Pengantar Redaksi;
KAMIS hari ke-1 Bulan Juni bertepatan dengan hari libur nasional memperingati Hari Lahirnya Pancasila, komunitas Forum Pemimpin Redaksi (Forum Pemred), sebuah organisasi sayap dari Serikat Media Siber Indonesia (SMSI), kembali menghelat diskusi dalam bentuk FGD (focus grup diskusi) yang mengusung tema, ‘Siapa Aktor di Balik Revisi Qanun LKS’. Seperti biasa, lokasi FGD adalah di Kyriad Hotel, Simpang Limong, Banda Aceh.

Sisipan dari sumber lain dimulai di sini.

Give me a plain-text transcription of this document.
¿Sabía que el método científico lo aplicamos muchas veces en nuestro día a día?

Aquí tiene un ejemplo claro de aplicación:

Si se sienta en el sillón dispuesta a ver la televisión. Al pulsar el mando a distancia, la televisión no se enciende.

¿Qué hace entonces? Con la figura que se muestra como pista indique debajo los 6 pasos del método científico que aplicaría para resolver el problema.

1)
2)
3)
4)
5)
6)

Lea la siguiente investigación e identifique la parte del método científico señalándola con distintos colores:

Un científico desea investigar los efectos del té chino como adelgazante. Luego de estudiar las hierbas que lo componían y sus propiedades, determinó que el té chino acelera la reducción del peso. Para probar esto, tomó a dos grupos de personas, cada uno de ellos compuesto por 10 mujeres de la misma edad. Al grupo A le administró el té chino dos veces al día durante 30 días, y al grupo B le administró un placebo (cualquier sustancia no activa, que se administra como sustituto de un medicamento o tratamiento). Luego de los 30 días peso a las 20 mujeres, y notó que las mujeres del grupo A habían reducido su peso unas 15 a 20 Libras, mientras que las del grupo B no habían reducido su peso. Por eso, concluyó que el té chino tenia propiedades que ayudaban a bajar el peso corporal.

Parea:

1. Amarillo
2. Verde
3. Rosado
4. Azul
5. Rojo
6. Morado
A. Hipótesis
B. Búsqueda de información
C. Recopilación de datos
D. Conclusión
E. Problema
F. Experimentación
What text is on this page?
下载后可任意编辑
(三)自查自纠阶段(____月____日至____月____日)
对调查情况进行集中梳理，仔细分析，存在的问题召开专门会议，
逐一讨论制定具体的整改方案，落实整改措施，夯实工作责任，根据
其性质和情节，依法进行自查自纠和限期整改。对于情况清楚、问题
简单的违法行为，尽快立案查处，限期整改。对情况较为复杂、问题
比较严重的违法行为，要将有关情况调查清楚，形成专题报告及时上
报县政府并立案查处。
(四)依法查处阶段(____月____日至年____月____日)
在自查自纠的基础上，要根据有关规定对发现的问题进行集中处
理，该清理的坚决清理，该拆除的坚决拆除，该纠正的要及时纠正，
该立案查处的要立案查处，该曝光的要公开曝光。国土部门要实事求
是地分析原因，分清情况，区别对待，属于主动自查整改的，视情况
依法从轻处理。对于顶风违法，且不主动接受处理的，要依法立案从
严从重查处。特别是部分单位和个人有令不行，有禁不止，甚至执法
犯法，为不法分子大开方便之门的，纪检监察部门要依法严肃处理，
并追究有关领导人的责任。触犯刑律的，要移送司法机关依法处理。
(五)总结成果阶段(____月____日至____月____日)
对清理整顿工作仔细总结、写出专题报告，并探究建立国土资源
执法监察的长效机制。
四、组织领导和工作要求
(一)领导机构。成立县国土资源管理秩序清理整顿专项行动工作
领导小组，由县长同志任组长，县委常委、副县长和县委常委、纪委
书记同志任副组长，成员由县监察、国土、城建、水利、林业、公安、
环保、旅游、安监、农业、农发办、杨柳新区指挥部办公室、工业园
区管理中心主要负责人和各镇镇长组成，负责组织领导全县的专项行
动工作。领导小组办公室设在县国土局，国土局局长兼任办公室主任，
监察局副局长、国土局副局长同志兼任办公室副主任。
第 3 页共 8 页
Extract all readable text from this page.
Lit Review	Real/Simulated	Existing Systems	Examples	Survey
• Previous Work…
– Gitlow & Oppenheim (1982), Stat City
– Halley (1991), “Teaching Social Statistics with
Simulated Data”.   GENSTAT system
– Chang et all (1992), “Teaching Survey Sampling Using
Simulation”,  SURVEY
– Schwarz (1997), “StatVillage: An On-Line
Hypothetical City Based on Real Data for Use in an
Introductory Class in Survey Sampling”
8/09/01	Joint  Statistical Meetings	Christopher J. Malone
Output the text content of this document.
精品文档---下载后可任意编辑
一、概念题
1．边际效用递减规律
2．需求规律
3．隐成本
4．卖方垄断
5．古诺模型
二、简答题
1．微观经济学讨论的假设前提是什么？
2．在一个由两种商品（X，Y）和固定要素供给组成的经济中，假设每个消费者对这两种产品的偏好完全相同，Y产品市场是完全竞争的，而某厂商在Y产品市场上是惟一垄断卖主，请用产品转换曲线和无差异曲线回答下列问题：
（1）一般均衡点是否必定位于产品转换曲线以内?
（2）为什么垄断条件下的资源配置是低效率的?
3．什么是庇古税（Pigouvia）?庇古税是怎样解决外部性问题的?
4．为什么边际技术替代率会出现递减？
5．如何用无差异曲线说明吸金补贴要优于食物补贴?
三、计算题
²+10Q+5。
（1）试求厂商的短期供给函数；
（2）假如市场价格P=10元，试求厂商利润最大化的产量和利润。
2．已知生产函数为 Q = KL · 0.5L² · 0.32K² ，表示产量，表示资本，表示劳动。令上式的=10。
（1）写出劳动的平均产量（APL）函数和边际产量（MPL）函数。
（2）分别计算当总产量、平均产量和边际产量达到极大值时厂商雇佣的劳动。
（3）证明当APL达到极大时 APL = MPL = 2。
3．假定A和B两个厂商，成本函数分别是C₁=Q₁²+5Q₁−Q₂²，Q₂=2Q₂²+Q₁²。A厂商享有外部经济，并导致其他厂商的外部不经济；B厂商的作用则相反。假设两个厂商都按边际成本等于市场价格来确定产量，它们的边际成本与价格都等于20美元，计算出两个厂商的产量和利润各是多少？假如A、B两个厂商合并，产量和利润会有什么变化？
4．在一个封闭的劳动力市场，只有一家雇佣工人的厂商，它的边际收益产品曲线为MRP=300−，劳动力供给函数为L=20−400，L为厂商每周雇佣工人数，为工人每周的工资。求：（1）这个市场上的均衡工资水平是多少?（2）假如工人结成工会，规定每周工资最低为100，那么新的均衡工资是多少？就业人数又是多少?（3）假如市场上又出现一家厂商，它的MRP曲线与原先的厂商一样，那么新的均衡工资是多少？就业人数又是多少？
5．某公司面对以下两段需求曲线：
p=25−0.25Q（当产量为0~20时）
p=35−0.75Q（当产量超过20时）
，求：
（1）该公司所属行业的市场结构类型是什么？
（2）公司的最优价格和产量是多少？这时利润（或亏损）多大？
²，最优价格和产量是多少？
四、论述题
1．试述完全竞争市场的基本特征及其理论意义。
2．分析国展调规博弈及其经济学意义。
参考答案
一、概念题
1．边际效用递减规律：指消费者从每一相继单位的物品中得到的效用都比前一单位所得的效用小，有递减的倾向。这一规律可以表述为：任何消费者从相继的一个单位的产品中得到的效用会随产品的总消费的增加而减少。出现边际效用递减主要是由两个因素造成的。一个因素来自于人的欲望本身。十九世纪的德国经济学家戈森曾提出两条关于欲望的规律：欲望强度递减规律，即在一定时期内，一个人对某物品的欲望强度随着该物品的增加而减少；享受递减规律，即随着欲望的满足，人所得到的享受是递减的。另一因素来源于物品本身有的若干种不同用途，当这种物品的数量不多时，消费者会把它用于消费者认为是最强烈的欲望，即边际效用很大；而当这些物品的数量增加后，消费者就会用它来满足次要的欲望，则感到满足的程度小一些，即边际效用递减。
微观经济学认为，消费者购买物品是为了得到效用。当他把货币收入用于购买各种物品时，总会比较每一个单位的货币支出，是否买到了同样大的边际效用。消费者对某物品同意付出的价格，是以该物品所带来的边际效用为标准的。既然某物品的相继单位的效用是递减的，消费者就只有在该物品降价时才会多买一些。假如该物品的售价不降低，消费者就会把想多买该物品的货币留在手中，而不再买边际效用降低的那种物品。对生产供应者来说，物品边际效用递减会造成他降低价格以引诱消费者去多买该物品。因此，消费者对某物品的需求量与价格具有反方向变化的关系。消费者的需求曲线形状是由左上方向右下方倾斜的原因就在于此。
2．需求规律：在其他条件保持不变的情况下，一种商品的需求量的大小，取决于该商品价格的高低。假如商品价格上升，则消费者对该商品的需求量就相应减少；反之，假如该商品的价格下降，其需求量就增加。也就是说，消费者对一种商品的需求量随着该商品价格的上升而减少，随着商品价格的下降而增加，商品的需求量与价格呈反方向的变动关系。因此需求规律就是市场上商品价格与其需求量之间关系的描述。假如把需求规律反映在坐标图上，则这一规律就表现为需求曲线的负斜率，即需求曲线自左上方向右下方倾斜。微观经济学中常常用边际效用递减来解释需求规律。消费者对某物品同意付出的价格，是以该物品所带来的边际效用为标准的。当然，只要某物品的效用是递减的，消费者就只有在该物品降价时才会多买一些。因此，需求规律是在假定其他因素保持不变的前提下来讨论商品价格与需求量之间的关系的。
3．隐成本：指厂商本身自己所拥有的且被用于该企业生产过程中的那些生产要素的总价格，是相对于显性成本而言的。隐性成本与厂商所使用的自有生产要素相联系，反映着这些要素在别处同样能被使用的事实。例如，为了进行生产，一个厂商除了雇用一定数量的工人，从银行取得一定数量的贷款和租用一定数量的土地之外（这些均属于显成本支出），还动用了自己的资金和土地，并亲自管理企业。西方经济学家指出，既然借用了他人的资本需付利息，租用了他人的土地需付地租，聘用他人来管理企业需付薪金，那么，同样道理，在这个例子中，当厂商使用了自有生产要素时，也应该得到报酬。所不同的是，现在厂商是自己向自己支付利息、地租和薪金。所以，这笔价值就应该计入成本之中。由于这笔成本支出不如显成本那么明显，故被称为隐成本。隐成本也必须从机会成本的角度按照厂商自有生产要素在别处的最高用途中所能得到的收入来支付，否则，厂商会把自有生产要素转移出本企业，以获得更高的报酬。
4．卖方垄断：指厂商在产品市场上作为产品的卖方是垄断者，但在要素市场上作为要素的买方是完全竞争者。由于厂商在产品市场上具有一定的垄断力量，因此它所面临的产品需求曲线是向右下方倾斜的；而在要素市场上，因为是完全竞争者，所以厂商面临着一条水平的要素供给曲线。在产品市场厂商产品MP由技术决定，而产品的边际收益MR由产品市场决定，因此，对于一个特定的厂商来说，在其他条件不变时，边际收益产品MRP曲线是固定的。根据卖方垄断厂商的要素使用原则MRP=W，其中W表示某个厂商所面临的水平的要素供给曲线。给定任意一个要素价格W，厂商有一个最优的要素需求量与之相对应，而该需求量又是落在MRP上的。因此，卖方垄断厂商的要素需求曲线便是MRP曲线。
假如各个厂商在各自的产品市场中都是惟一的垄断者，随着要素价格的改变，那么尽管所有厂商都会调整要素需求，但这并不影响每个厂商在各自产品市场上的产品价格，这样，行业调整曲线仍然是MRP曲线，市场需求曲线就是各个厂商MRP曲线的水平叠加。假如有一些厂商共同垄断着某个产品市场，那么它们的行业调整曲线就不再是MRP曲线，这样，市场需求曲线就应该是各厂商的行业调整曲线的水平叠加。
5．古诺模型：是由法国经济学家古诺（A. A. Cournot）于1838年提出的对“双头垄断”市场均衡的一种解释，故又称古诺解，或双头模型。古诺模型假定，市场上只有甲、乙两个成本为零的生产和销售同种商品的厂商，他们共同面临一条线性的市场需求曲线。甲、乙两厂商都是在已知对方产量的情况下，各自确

Diskusi terbatas yang diikuti para Pemimpin Redaksi media siber serta juga disupport media mainstream itu semata mata untuk meluruskan persepsi tentang sengkarut Qanun Lembaga Keuangan Syariah (LKS) yang tiba tiba memunculkan isu revisi. Tak urung berseliweran pro dan kontra tentang wacana revisi Qanun LKS, yang tiba tiba mengapung ke permukaan karena terjadinya stagnasi layanan BSI secara nasional, akibat sistem digitalisasinya dikuasai kelompok hacker.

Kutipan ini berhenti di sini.